We were taught to always aim for excellence in everything we did: good marks, neat presentation - that comma, the full stop, the capital letter at the beginning of a sentence, the question mark - all seemingly tedious, but a great tradition. Aim high and, “Never Give Up” (the Gayaza motto). We sometimes resented the strict discipline, but it shaped us. 
 
Once in a while, Cox would take a break to go to her family in England. Otherwise, Gayaza was her whole life, literally. And she entrenched in us the Christian values on which the school was founded. She raised funds to erect a new chapel that still stands today, which we anxiously watched go up brick by brick, fearing we wouldn’t be there to see it completed.
 
And the day it was opened, how proud we were as we lined up to enter, breaking into hymns of praise to God for the great moment. That day, the school choir outdid themselves, their beautiful voices rising high from the gallery. You could easily have mistaken them for singing angels.
 
I believe Joan Cox’ deep impact on us was because not only did she preach the Christian values that drove her life, but more importantly, because she strictly lived by them. Hers was a simple life, dedicated to service to God through her commitment to educating Uganda’s girls.
 
She dressed plainly and simply, wore the same hair style, owned no personal vehicle, and remains a stone monument of what a human being can accomplish through vision, determination and commitment.

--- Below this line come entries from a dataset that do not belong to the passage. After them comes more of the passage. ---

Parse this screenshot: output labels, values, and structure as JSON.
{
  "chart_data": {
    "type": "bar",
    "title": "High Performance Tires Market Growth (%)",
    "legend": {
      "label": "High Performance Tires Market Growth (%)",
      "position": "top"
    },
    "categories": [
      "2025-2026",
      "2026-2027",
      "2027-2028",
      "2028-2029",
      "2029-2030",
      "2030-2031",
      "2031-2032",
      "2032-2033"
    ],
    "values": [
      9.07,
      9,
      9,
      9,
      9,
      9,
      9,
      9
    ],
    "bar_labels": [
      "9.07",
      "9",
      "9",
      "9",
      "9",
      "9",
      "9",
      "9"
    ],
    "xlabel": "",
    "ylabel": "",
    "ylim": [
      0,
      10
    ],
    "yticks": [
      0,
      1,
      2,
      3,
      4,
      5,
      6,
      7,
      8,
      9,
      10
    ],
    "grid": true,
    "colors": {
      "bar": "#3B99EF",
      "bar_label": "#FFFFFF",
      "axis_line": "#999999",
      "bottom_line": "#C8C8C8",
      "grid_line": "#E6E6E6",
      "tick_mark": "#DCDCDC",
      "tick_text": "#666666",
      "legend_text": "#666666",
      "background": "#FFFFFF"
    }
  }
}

Seen in the context of today’s age increasingly dominated by the race to acquire possessions at any cost, she stands high above, as gold compared to bronze.
 
But words, I’m afraid, are just words. They rarely capture what we feel when someone who has left such a footprint on us passes on. So, if I may presume to speak on behalf of my Gayaza friends, I borrow words from that ageless speech delivered more than a century ago at Gettysburg, to urge us: “….to be dedicated here to the great task remaining before us – that from these honoured dead we take increased devotion to that cause for which they gave the last full measure of devotion ... that we here  highly resolve that these dead shall not have died in vain …”
 
Because Joan Cox gave her last full measure of devotion to us, thousands of us, who were lucky enough to come under her wings at Gayaza. Farewell, our beloved friend.